Comprendre les enjeux de l'agriculture

Compte tenu des volumes de ses importations, l’Empire du milieu pilote la quasi-totalité des marchés agricoles. Mais depuis l’émergence du conflit armé entre l’Ukraine et la Russie, sa politique de sécurité alimentaire revêt une dimension géostratégique très particulière.

 

Selon le Conseil international des céréales (CIC), l’Ukraine a produit cette année 38 millions de tonnes (Mt) de grains en moins qu’en 2021-2022 et la production mondiale de céréales (2856 millions de tonnes – Mt) est déficitaire de 20 Mt. Dans le même temps, la Chine dispose de stocks pléthoriques de blé, de maïs et de riz estimés à 420 Mt. Pourtant, l’Empire du milieu a l’intention d’importer d’ici la fin de la campagne 2022-2023, près de 41 Mt de grains (8 Mt de blé, 19 Mt de maïs, 9 Mt d’orges et 5 Mt de riz), toujours selon le CIC.

La Chine est le seul pays de la planète à la fois importateur et détenteur de stocks colossaux de céréales. Ses stocks de blé (135 Mt) équivalent à près d’une année de sa consommation intérieure et ceux de maïs (175 Mt), à près de six mois.

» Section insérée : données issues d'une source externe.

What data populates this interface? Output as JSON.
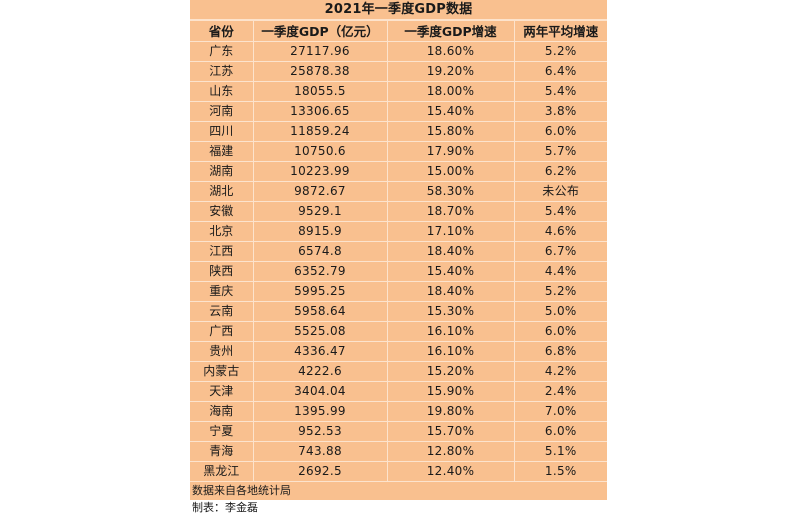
{
  "table": {
    "title": "2021年一季度GDP数据",
    "headers": [
      "省份",
      "一季度GDP（亿元）",
      "一季度GDP增速",
      "两年平均增速"
    ],
    "rows": [
      [
        "广东",
        "27117.96",
        "18.60%",
        "5.2%"
      ],
      [
        "江苏",
        "25878.38",
        "19.20%",
        "6.4%"
      ],
      [
        "山东",
        "18055.5",
        "18.00%",
        "5.4%"
      ],
      [
        "河南",
        "13306.65",
        "15.40%",
        "3.8%"
      ],
      [
        "四川",
        "11859.24",
        "15.80%",
        "6.0%"
      ],
      [
        "福建",
        "10750.6",
        "17.90%",
        "5.7%"
      ],
      [
        "湖南",
        "10223.99",
        "15.00%",
        "6.2%"
      ],
      [
        "湖北",
        "9872.67",
        "58.30%",
        "未公布"
      ],
      [
        "安徽",
        "9529.1",
        "18.70%",
        "5.4%"
      ],
      [
        "北京",
        "8915.9",
        "17.10%",
        "4.6%"
      ],
      [
        "江西",
        "6574.8",
        "18.40%",
        "6.7%"
      ],
      [
        "陕西",
        "6352.79",
        "15.40%",
        "4.4%"
      ],
      [
        "重庆",
        "5995.25",
        "18.40%",
        "5.2%"
      ],
      [
        "云南",
        "5958.64",
        "15.30%",
        "5.0%"
      ],
      [
        "广西",
        "5525.08",
        "16.10%",
        "6.0%"
      ],
      [
        "贵州",
        "4336.47",
        "16.10%",
        "6.8%"
      ],
      [
        "内蒙古",
        "4222.6",
        "15.20%",
        "4.2%"
      ],
      [
        "天津",
        "3404.04",
        "15.90%",
        "2.4%"
      ],
      [
        "海南",
        "1395.99",
        "19.80%",
        "7.0%"
      ],
      [
        "宁夏",
        "952.53",
        "15.70%",
        "6.0%"
      ],
      [
        "青海",
        "743.88",
        "12.80%",
        "5.1%"
      ],
      [
        "黑龙江",
        "2692.5",
        "12.40%",
        "1.5%"
      ]
    ]
  },
  "footer": {
    "source": "数据来自各地统计局",
    "author": "制表：李金磊"
  },
  "colors": {
    "background": "#f9c08f",
    "grid": "#fde3cc",
    "text": "#1a1a1a"
  }
}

Chaque année, l’Empire du milieu importe les quantités de grains nécessaires pour compenser sa production déficitaire et pour renouveler ses stocks. Il tient à les maintenir aux niveaux des années passées.

En fait, la politique de sécurité alimentaire du gouvernement chinois reste une priorité. Elle le rend indifférent aux problèmes d’approvisionnement auxquels sont confrontés les pays exportateurs de grains pour répondre aux besoins de leurs clients. Or ces derniers ne disposent pas toujours un stock de sécurité et les prix des grains sont si élevés, qu’ils sont dans l’incapacité d’en acheter.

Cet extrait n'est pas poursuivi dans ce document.